This book takes a long hard and completely irreverent look at the Extreme Programming methodology. I guess that it is going to cause some people to spit blood and others to dismiss it as bad technical writing but for this reviewer it is a long need breath of fresh air.
The authors' style incorporates satire, song writing, industry experience, as well as a solid analysis of the elements of XP. The writing style makes it easy to read and the analysis and experience make it worth reading.
XP is a particularly rigid example of Agile programming methodologies that was designed by Kent Beck. When he presented it in eXtreme Programming Explained (ISBN 0 201 61641 6) he was very firm that all the various elements were essential and must not be messed around with. Perhaps more significant is that the book was published in late 1999 (and largely written in the preceding two years) and the seminal project was the Chrysler Comprehensive Compensation or C3 project to develop a new payroll system to replace the existing one which was expected to have Y2K problems.
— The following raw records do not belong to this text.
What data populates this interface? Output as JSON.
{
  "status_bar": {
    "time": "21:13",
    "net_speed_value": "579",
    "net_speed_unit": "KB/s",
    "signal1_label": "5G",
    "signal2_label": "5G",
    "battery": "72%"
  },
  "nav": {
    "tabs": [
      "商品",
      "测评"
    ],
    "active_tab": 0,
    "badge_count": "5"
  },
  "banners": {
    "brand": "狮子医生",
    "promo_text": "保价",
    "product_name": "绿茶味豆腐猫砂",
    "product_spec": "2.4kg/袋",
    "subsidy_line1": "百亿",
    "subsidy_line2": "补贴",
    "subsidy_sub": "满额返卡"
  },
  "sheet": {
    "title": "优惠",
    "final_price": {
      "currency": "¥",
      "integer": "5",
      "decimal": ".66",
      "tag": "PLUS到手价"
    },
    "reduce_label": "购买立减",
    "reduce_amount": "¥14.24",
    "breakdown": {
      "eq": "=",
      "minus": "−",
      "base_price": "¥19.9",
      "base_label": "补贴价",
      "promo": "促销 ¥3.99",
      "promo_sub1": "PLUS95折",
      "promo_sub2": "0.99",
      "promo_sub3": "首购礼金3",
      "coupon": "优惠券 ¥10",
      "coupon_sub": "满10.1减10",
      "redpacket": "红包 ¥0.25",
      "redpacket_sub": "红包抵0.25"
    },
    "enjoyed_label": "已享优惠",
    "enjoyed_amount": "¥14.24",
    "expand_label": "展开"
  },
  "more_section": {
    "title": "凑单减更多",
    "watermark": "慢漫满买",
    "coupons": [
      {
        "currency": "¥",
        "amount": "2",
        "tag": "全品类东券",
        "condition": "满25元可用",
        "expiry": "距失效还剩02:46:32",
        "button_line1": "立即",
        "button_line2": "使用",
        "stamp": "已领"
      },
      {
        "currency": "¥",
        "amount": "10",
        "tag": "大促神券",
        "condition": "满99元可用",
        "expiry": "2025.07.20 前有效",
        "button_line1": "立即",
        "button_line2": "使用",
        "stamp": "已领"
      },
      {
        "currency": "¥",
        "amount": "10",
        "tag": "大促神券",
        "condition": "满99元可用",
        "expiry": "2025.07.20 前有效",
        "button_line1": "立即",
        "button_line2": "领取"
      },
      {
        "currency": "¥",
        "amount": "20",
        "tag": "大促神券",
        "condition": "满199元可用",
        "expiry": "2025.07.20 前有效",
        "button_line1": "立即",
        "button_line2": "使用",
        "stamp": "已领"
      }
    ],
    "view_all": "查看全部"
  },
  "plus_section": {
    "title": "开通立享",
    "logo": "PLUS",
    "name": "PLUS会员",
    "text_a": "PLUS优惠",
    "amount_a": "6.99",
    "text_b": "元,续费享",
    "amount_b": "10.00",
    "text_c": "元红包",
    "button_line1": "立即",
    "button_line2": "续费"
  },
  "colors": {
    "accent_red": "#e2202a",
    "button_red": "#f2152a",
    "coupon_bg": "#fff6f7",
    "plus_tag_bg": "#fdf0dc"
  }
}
The project was started in 1996 and had a clear absolute deadline of 1/1/2000. In fact the project was cancelled in 2000 having never handled more than a third of the Chrysler payroll.
I think that Kent Beck's original book was worth reading and certainly extended the range of possible discourse on programming methodologies. However it has never seemed like a silver bullet and initially masked the more general view of Agile methodologies.
One of the interesting things about this book is that it isn't simply a diatribe against XP practices but does take Kent Beck's work seriously if only to disagree with much of it. The early chapters take the various principles of XP and hold them up to the light so that we can better see the holes and faults in them.
In chapter 14 the authors tackle one of the major problems with XP, it simply does not scale. Actually I note looking back at my review of eXtreme Programming Explained that I did not think it would (interestingly the C3 project was larger than my estimate of where XP would work though I was unaware of that at the time).
In the final chapter (15) the authors carry out the process of refactoring XP by seeking to extract the good ideas from the monolithic process that Kent Beck described. While I would not agree with everything I find there, I do think that their 'defanged XP' recovers a good deal of the agility that I expect from an Agile methodology.
If you are interested in the software development process and are happy with technical writing that leans on satire to make its points then this is a book you will both enjoy reading and benefit from having done so.